My good friend Chris had us over for dinner last weekend and served these green beans that were outstanding. I can honestly say they were the best I’ve ever had. He had these at a restaurant in Chicago called Girl & the Goat.
Magic Green Beans
Green Bean dressing (makes 2 cups)
4 oz lemon juice
5 oz fish sauce
2.5 oz soy sauce
1 Tbs Dijon mustard
¾ tsp sriracha sauce
1/3 oz garlic smashed (about 2-3 cloves)
Green Bean aioli
1 cup mayonnaise
1/3 cup green bean dressing
4 cup green beans, trimmed
2-4 oz olive oil
½ cup shallots, sliced
1/3 cup unroasted unsalted cashews, chopped
salt (may not be needed)
Combine green bean dressing ingredients in a bowl or jar (a jar is good because there will be left over dressing, which can be used in other applications – keeps for a few weeks in refrigerator. After 2 days, strain to remove garlic pieces and transfer to a squeeze bottle). Make at least one day in advance.

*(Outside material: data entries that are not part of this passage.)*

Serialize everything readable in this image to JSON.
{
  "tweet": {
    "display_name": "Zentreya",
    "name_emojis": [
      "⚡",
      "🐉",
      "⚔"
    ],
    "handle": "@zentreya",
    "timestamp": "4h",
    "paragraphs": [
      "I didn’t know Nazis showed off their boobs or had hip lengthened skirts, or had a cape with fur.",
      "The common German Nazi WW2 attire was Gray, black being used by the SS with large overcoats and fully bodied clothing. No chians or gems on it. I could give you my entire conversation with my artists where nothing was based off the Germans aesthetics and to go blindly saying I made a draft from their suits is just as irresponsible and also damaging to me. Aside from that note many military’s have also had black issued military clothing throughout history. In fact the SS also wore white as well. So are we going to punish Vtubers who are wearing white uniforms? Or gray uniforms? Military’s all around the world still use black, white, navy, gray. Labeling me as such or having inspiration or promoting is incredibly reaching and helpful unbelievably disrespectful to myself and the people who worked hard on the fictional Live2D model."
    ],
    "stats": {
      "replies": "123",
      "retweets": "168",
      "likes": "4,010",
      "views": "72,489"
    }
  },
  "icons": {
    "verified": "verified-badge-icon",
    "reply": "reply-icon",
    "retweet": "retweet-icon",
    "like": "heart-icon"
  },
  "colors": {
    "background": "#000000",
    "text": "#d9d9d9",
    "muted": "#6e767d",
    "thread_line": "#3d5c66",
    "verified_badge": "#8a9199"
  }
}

To make aioli, combine mayonnaise and up to 1/3 cup dressing. Whisk until smooth but still thick (not watery). Put into a squeeze bottle and set aside or refrigerate.
Heat large frying pan, add oil, then add green beans and cook for 2-3 minutes. Add shallots and continue to cook 2-3 minutes longer. There will be a little char on the green beans.
Add enough green bean dressing to coat beans (start with 2 Tbs and taste (it’s easy to put too much dressing in and turn the whole thing into a salt bomb), cover and let steam 2-5 min on medium heat – do not burn. Add cashews and season with salt if necessary.
Transfer to serving dish and drizzle with aioli.